Hellwach in die Zukunft

Die Pflege des ökumenischen Miteinanders sowie das Kennenlernen neuer Ausdrucksformen des Glaubens sind nach Meinung des Jugendpfarrers Klaus Hellmich die Grundlage für die ökumenischen Jugendgottesdienste in Kempten. Der Erfolg gibt den Veranstaltern recht, denn auch bei der nunmehr dritten Auflage des kirchlichen Events kamen 400 Jugendliche und Junggebliebene in die St. Ulrichskirche. Gemeinsam spürten sie dem Motto „Alive?! Schläfst du noch? Oder lebst du schon?“ nach.
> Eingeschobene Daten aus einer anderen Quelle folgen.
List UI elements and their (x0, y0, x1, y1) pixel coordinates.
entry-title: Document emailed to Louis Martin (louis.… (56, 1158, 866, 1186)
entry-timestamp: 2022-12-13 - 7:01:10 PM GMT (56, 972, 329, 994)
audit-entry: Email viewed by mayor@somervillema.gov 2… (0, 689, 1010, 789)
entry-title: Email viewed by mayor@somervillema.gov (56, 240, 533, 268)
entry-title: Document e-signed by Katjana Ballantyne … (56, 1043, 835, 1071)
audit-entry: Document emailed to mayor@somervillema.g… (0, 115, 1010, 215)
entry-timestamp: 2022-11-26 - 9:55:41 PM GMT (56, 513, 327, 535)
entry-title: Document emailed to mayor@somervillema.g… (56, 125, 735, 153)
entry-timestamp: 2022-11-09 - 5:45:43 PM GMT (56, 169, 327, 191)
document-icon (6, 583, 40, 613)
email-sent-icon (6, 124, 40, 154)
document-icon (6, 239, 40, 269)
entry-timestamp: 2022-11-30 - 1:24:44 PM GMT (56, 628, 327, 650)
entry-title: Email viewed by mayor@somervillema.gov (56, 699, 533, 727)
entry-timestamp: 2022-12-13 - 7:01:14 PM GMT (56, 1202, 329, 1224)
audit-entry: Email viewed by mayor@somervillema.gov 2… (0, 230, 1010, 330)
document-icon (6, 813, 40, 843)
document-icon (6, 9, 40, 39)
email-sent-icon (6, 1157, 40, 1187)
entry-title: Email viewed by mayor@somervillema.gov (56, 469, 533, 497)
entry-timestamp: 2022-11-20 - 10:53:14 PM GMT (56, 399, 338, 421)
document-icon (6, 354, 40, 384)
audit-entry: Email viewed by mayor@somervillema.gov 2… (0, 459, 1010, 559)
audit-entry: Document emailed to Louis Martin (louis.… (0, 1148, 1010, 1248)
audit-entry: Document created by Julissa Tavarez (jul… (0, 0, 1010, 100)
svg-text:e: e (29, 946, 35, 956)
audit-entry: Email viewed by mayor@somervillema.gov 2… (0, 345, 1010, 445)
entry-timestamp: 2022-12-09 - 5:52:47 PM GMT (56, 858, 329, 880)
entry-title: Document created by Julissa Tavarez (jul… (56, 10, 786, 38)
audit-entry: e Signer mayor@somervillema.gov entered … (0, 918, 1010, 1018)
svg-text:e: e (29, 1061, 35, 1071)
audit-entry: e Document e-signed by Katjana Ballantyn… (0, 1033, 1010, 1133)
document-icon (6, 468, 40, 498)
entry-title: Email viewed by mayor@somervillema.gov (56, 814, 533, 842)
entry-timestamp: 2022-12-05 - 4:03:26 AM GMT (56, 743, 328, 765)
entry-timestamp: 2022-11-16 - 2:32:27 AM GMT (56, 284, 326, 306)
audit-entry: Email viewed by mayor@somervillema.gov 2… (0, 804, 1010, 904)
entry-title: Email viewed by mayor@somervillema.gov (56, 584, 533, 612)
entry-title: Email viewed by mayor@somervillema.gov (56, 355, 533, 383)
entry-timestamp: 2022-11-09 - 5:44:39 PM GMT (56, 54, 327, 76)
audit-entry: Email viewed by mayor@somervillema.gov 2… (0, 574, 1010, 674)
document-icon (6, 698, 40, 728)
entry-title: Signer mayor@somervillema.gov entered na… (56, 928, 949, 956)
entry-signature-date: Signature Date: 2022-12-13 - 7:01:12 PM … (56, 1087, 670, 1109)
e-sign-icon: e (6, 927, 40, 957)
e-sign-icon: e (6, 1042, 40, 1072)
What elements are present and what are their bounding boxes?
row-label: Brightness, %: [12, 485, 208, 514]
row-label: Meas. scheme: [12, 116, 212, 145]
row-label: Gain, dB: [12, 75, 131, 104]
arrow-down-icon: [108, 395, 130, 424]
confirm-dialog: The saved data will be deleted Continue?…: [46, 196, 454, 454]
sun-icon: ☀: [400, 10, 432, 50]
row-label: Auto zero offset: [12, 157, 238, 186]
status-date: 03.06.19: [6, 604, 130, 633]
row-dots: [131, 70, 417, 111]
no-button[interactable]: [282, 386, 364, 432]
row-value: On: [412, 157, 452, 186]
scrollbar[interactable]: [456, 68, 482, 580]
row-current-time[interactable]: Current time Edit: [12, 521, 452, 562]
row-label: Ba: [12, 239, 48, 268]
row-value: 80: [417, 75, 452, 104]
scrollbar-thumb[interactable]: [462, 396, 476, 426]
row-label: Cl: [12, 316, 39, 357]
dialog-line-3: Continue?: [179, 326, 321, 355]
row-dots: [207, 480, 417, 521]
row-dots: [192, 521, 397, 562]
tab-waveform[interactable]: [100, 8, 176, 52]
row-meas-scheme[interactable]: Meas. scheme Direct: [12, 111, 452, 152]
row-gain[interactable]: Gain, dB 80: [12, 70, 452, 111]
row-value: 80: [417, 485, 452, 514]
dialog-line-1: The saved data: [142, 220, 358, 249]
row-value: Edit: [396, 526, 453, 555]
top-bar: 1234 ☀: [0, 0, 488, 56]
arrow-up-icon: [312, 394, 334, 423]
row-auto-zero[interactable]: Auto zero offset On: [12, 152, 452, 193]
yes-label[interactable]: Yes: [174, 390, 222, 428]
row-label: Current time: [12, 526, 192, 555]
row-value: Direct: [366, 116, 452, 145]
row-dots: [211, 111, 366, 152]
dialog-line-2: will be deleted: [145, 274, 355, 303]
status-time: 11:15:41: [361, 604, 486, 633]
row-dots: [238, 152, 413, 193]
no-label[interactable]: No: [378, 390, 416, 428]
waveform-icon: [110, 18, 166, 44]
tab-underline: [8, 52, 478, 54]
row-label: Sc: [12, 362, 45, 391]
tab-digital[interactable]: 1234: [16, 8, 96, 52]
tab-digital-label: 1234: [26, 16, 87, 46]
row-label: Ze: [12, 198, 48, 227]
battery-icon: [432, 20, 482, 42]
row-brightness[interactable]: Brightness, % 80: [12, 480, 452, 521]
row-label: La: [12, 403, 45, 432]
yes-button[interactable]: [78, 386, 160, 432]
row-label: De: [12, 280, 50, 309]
Ein vielschichtiges Programm lockerte von Anfang an die Stimmung in der vollbesetzten Kirche auf. Aktuelle Lieder von der Band „Christuskirche“ und der Kids-Band Leubas begeisterten die jungen Leute ebenso wie die treffenden Kurzfilme, die sich mit dem Thema „Aufwachen“ beschäftigten. Gerhard Kehl von der Jordanstiftung und Hellmich brachten den Jugendlichen auf spaßige Weise die Geschichte der ökumenischen Jugendgottesdienste nahe. In einem eindrücklichen Anspiel zeigten vier Jugendliche sehr verschiedene Tagesgestaltungen und ließen dem Publikum die Wahl zwischen Dämmer- und Wachzustand. „Egal, ob du Rapper, Skater, Player oder Angehöriger der Müslifraktion bist“, rief Pfarrer Jens Cleve den Jugendlichen zu, „entscheidet euch einfach, lebendig zu sein!“ Jeder, so der Geistliche, habe Sehnsucht nach Anerkennung, Erfolg und Freundschaft. „Aber wir erfahren alles nur begrenzt und sind auf der Suche nach mehr. Dieses Mehr finden wir bei Christus, denn er ist der Anker in der Zeit.“ Mit Erfahrungen aus ihrem eigenen Leben ergänzen die Jugendlichen Stefan und Daniel das Gehörte. „Gott macht mehr aus meinem Leben. Bei ihm darf ich sein, wie ich bin. Er schenkt mir Kraft“, erzählten die beiden. Auf der Segensmeile können sich die jungen Leute dann noch segnen lassen. Andere knüpfen in der Zwischenzeit ein Reepschnurband. Jeder Knoten steht für eine positive Erinnerung im Leben. Nun braucht man noch einen Partner, der das Armband am Handgelenk befestigt. „In Beziehungen“, so Cleve, „geht eben alles leichter. Sehnsüchte, Fragen und Ängste werden miteinander geteilt.“ Isabella und Daniel gehen ermutigt aus dem Gottesdienst. Sie finden es wichtig, dass die verschiedenen Konfessionen zusammen arbeiten. Außerdem nehmen sie viele Impulse mit in den Alltag.